2022-2024 Performance Goals
In setting minimum and maximum levels of payment, we reviewed historical levels of performance against our long-range
plan commitments and conducted sensitivity analyses on alternative outcomes focused on identifying likely minimum and
maximum boundary performance levels. Levels between 100% and the minimum and maximum levels were derived using
linear interpolation between the performance hurdles.

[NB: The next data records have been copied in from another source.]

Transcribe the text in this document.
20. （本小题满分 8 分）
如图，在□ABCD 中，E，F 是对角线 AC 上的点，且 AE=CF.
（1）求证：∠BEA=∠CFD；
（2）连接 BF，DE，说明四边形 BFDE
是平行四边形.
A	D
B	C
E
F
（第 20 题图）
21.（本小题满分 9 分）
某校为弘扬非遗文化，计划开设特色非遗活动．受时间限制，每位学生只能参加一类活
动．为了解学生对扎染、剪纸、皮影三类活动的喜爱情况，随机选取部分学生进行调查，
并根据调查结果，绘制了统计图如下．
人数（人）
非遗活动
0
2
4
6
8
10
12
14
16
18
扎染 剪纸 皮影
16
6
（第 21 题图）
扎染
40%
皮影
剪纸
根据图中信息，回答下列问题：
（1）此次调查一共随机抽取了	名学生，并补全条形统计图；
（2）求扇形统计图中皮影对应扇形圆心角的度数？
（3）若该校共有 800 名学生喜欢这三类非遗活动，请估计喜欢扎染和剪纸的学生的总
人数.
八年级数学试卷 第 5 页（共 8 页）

The specific Adjusted EBITDA and Sales Growth target values for the 2022-2024 PSUs are not publicly disclosed at the time
of grant due to the proprietary nature and competitive sensitivity of the information. However, the method used to
calculate the awards will be based on actual performance compared to our 2022-2024 targets, with straight-line
interpolation between points. The individual award agreements require the adjustment of goals to ensure that the ultimate
payouts are not impacted to the benefit or detriment of management by specified events, such as unplanned pension
contributions, changes in accounting (GAAP) standards or impact of an acquisition or divestiture. The Committee may
exercise its discretion to reduce the final vesting percentage to no more than target if the Company’s three-year TSR is less
than zero.
The following table provides a summary of the long-term incentives that each of the NEOs was granted in 2022.
RSUs
(3 year annual PSUs – Target
installment vesting (3 year cliff vesting
subject to achievement subject to achievement
of performance of performance
measure) measures)
NEO (# of shares) (# of shares)
C. Howard Nye 8,270 10,107
James A. J. Nickolas 1,508 1,843
Roselyn R. Bar 1,531 1,872
Craig M. LaTorre 1,117 1,365
John P. Mohr 781 954
In setting performance goals for the three-year PSUs awarded in 2022, the Committee considered various factors and
received advice from its independent compensation consultant in choosing the metrics and establishing the goals,
including:
• The metrics reflect drivers of our performance and we believe are important to our investors.
• The goals are consistent with our business plan and positive over prior year.
• We have a history of setting challenging target and maximum goals.
In addition, we have looked at the alignment of our payouts with the Company’s performance, including TSR, and found
that pay and performance are aligned.